(“Never struck me before what pious initials mine are.”)

The very evening I received this letter I happened to be dining at the Probyn’s. As luck would have it, pretty Miss Freda was staying in the house, and she fell to my share. I always liked her, though of late I had felt rather angry with her for being carried away by the general storm of admiration and swept by it into an engagement with Lawrence Vaughan. She was a very pleasant, natural sort of talker, and she always treated me as an old friend. But she seemed to me, that night, a little less satisfied than usual with life. Perhaps it was merely the effect of the black lace dress which she wore, but I fancied her paler and thinner, and somehow she seemed all eyes.

“Where is Lawrence now?” I asked, as we went down to the dining-room.

“He is stationed at Dover,” she replied. “He was up here for a few hours yesterday; he came to say good-bye to me, for I am going to Bath next Monday with my father, who has been very rheumatic lately—and you know Bath is coming into fashion again, all the doctors recommend it.”

“Major Vaughan is there,” I said, “and has found the waters very good, I believe; any day, at twelve o’clock, you may see him getting out of his chair and going into the Pump Room on Derrick’s arm. I often wonder what outsiders think of them. It isn’t often, is it, that one sees a son absolutely giving up his life to his invalid father?”

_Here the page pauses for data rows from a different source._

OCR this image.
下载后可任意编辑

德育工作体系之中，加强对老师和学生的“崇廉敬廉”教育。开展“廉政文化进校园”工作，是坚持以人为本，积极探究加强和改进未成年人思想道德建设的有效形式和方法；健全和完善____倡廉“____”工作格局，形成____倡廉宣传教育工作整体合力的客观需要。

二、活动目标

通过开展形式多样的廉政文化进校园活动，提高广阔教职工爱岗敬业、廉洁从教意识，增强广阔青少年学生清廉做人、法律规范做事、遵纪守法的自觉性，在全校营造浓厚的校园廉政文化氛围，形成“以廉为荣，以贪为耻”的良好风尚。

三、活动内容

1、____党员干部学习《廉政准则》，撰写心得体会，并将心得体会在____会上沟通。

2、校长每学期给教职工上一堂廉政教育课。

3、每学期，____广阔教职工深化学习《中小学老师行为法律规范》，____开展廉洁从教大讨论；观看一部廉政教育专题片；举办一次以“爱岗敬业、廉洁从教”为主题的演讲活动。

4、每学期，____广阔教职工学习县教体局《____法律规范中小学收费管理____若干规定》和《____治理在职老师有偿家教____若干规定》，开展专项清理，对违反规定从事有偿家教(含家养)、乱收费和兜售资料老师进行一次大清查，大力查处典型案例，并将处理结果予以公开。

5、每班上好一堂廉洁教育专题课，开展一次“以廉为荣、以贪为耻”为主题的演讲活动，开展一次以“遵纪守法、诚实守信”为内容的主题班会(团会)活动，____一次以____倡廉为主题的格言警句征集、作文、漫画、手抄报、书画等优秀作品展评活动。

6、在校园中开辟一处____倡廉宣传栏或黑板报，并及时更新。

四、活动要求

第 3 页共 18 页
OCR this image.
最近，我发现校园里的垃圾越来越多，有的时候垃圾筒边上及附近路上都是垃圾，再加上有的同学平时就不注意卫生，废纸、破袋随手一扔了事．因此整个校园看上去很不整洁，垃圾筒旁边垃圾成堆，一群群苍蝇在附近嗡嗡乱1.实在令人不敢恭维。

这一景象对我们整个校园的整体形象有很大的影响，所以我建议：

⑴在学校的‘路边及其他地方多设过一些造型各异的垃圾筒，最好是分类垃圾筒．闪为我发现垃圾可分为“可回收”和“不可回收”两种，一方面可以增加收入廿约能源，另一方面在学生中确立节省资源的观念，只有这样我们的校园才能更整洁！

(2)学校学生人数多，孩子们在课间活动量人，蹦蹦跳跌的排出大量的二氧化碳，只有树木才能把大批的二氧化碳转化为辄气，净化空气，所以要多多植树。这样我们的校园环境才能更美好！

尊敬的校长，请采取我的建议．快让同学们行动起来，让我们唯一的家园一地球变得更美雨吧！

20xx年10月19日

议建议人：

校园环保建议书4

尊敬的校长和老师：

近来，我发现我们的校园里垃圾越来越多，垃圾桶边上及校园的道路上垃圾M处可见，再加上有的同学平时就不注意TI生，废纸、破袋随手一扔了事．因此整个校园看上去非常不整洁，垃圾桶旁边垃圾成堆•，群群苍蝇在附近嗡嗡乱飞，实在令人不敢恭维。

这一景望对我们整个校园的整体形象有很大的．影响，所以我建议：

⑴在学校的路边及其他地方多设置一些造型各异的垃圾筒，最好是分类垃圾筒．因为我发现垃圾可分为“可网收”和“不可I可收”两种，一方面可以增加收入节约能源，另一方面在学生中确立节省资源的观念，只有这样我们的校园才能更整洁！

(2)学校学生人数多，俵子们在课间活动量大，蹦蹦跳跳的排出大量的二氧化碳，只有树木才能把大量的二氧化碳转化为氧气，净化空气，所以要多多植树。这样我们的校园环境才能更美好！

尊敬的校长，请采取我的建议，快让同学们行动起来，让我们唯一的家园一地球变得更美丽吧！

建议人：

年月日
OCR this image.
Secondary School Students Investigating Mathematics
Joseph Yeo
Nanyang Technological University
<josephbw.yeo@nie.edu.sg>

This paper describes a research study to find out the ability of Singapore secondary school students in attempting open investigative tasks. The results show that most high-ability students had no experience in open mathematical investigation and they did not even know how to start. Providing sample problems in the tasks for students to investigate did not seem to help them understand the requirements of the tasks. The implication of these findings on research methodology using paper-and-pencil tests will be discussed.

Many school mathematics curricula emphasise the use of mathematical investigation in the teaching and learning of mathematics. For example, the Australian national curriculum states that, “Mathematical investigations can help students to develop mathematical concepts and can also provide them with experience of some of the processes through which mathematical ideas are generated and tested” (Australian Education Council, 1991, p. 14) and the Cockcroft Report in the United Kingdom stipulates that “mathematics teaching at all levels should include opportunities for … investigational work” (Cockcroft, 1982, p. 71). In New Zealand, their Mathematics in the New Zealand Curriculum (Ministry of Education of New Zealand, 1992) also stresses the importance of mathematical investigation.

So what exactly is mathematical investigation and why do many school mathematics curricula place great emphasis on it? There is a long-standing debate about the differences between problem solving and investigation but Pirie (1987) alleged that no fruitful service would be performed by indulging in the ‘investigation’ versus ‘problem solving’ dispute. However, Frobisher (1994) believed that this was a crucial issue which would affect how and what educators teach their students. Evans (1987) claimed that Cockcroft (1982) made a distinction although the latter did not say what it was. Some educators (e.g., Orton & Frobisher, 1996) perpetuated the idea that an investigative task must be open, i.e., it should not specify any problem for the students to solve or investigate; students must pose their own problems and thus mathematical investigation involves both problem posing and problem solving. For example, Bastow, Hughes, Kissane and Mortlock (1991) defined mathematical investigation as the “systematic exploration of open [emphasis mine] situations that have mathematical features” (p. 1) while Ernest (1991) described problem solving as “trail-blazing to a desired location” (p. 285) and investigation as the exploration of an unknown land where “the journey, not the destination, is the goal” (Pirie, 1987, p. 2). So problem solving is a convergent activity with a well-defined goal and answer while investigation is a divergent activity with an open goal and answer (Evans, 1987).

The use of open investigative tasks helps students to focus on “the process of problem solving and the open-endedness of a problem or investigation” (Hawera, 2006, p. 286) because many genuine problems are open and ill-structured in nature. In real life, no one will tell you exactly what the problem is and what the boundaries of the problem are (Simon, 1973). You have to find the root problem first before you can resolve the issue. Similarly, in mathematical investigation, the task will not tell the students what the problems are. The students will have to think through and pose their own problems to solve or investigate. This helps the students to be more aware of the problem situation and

She looked a little startled.

“I wish Lawrence could be more with Major Vaughan,” she said; “for he is his father’s favourite. You see he is such a good talker, and Derrick—well, he is absorbed in his books; and then he has such extravagant notions about war, he must be a very uncongenial companion to the poor Major.”

I devoured turbot in wrathful silence. Freda glanced at me.

“It is true, isn’t it, that he has quite given up his life to writing, and cares for nothing else?”

“Well, he has deliberately sacrificed his best chance of success by leaving London and burying himself in the provinces,” I replied drily; “and as to caring for nothing but writing, why he never gets more than two or three hours a day for it.” And then I gave her a minute account of his daily routine.